Departure from Kassala - Sheik Abu Sin - Rumours of Theodore's Defeat by Tisso Gobaze - Arrival at Metemma - Weekly Market - The Takruries at Drill - Their Foray into Abyssinia - Arrival of Letters from Theodore...
On the afternoon of the 10th November we started for Kedaref. Our route now lay in a more southerly direction. On the 13th we crossed the Atbara, a tributary of the Nile, bringing to the father of rivers the waters of Northern Abyssinia. On the 17th we entered Sheik Abu Sin, the capital of the province of Kedaref. [Footnote: From Kassala to Kedaref is about 120 miles.] Our cameleers belonged to the Shukrie-Arabs. They are a semi-pastoral, semi-agricultural tribe, and reside principally in the neighbourhood of and along the course of the Atbara, or wander over the immense plains that extend almost without limit from this river to the Nile. They are more degenerated than the Beni-Amers, having mixed more with the Nubian and other tribes that dwell around them. They speak an impure Arabic. Many have retained the features and general appearance of the original race, whilst others might be looked upon as half-castes, and some can with difficulty be distinguished from the Nubians or Takruries.
From Kassala to Kedaref we crossed interminable plains, covered with high grass, speckled here and there with woods of mimosas, too scanty to afford the slightest shade or protection during the fearful heat of the mid-day sun. Here and there on the horizon appeared a few isolated peaks; the Djbel Kassala, a few miles south of the capital of Takka. Eastward, the Ela Hugel and the Abo-Gamel were in sight for many days, whilst towards the west, lost almost in the misty horizon, appeared in succession the outlines of Derkeda and Kassamot.
The valley of the Atbara, luxuriant in vegetation, inhabited by all varieties of the feathered tribe, visited by the huge thirsty quadruped of the savannah, presented a spectacle so grand in its savage beauty that we could with difficulty tear ourselves from its shady groves; had it not been that "Forward" was our watchword, we would, braving malaria, have spent a few days near its green and fragrant banks.
Sheik Abu Sin is a large village; the houses are circular and built of wood and covered with straw; A small hut belonging to the firm of Paniotti, our host of Kassala, was placed at our disposal. We shortly afterwards received the visit of a Greek merchant, who came to consult me for a stiff joint brought on by a gun-shot wound. It appears, that some years before, whilst riding a camel on an elephant-hunting expedition, the gun, a large half-ounce bore, went off by itself, he never knew how. All the bones of the fore-arm had been smashed, the cicatrice of a dreadful flesh-wound showed what sufferings he had undergone, and it was indeed a wonder for me that, residing as he did in such a hot unhealthy climate, deprived of all medical advice, he had not succumbed to the effects of the wound, still more that he had been able to save the limb. I considered the cure so extraordinary, that, as there was nothing to be done, I advised him to leave well alone.
The governor also called upon us, and we returned his civility. Whilst sipping our coffee with him and other grandees of the place, we were told that Tisso Gobaze, one of the rebels, had beaten Theodore and made him a prisoner. He said he believed the news to be correct, but advised us to inquire into it on our arrival at Metemma, and should we find it untrue, to return on our steps and on no account to enter Abyssinia if Theodore was still the ruler. He then gave us some examples of the Emperor's cruelty and treachery; but we did not put much credence in his word, as we knew that of old a bad feeling existed between the Abyssinian Christians and their Mussulman neighbours of the plain. At Metemma that rumour was not even known; however, we had no choice, and never thought one instant of anything else but of accomplishing the mission intrusted to us, in face of all perils and dangers.
At Kedaref we were lucky enough to arrive on a market-day, consequently had no difficulty in exchanging camels. That very evening we were en route again, still towards the south, but this time making almost an angle with our former route, marching towards the rising sun.

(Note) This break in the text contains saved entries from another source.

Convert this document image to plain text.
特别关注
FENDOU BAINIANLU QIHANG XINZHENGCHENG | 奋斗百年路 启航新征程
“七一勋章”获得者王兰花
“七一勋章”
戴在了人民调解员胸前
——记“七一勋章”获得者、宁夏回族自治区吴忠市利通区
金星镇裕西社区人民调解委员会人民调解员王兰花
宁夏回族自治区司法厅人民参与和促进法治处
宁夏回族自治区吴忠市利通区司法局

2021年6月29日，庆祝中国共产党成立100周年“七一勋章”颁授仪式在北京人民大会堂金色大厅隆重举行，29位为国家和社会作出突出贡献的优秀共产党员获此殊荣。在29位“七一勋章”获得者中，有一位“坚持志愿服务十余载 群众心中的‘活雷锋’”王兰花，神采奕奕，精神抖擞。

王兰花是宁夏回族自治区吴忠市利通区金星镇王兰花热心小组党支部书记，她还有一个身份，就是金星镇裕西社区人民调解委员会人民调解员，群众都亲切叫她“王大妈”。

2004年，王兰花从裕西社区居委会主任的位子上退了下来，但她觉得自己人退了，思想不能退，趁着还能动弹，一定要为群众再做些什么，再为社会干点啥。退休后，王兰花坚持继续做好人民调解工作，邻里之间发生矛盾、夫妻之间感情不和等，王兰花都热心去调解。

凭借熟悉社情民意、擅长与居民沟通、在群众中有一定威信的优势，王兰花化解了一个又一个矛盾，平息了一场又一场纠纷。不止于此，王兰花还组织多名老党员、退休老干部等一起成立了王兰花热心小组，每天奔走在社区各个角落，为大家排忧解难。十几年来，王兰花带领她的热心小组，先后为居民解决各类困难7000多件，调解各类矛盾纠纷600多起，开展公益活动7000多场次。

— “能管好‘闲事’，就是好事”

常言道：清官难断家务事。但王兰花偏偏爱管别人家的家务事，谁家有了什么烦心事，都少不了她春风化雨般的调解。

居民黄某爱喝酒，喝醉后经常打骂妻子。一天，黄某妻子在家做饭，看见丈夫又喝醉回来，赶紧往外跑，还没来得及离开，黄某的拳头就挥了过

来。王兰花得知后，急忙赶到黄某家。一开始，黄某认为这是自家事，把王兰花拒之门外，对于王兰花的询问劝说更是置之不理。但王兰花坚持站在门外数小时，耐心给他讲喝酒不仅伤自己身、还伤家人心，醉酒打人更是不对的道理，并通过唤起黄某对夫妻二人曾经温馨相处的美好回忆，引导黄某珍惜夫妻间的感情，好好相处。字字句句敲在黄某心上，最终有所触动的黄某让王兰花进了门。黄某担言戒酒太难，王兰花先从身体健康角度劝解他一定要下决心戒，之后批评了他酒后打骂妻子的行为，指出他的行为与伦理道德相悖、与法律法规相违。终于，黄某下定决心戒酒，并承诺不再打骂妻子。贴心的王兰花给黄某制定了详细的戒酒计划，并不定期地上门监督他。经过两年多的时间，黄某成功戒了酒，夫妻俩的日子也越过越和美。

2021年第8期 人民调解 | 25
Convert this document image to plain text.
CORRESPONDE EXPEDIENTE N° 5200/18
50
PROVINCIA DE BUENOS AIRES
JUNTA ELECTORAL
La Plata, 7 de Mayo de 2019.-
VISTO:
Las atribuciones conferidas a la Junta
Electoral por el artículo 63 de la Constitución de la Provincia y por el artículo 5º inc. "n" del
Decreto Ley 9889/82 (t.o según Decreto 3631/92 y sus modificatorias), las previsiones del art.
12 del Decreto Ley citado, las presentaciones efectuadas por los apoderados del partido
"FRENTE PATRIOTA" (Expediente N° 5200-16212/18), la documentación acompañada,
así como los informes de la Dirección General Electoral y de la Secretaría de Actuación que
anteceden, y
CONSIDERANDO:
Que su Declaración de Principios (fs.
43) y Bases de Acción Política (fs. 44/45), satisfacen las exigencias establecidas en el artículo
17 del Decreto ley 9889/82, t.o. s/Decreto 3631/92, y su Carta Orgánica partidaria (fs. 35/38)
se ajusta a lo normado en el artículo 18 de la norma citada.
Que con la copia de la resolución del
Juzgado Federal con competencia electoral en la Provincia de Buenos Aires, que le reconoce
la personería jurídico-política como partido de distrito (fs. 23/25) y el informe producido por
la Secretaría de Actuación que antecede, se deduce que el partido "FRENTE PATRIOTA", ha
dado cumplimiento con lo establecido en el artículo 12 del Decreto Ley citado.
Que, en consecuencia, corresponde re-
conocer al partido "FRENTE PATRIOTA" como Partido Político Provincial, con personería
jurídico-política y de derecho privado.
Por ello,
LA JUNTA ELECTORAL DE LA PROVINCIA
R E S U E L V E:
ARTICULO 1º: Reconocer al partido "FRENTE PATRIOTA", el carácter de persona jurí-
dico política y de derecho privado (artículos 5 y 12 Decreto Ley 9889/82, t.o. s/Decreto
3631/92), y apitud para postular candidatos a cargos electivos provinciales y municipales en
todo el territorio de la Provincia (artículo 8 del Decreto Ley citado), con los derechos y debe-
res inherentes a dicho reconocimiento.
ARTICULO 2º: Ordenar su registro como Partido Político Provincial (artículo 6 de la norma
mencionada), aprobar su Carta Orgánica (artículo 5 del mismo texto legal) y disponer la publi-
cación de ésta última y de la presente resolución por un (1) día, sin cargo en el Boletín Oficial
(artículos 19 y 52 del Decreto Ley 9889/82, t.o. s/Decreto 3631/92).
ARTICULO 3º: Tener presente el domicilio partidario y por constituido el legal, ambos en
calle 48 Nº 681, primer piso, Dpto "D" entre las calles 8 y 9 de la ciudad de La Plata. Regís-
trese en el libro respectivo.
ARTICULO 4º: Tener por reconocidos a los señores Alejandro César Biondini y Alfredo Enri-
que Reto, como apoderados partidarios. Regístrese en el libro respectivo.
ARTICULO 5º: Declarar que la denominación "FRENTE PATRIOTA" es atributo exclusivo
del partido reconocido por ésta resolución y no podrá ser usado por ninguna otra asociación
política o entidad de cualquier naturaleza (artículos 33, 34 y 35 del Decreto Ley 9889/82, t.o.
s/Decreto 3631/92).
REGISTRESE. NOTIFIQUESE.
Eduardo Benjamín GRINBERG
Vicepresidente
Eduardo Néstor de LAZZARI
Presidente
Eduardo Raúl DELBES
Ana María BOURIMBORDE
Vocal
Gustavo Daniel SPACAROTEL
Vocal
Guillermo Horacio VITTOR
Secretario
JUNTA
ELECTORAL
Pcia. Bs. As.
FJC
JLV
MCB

Between Sabderat and Kassala, between that town and the Gash, we had for the first time seen some cultivation; but it was nothing compared to the immense vista of cultivated fields, beginning a day's journey from Sheik Abu Sin, and extending, almost without interruption, throughout the provinces of Kedaref and Galabat. Villages appeared in all directions, crowning every rounded hillock. As we advanced, these eminences increased in size until they gave place to hills and mountains, which ultimately blend with the uninterrupted chain of high peaks forming the Abyssinian table-land, now again, after so many days, rising before us.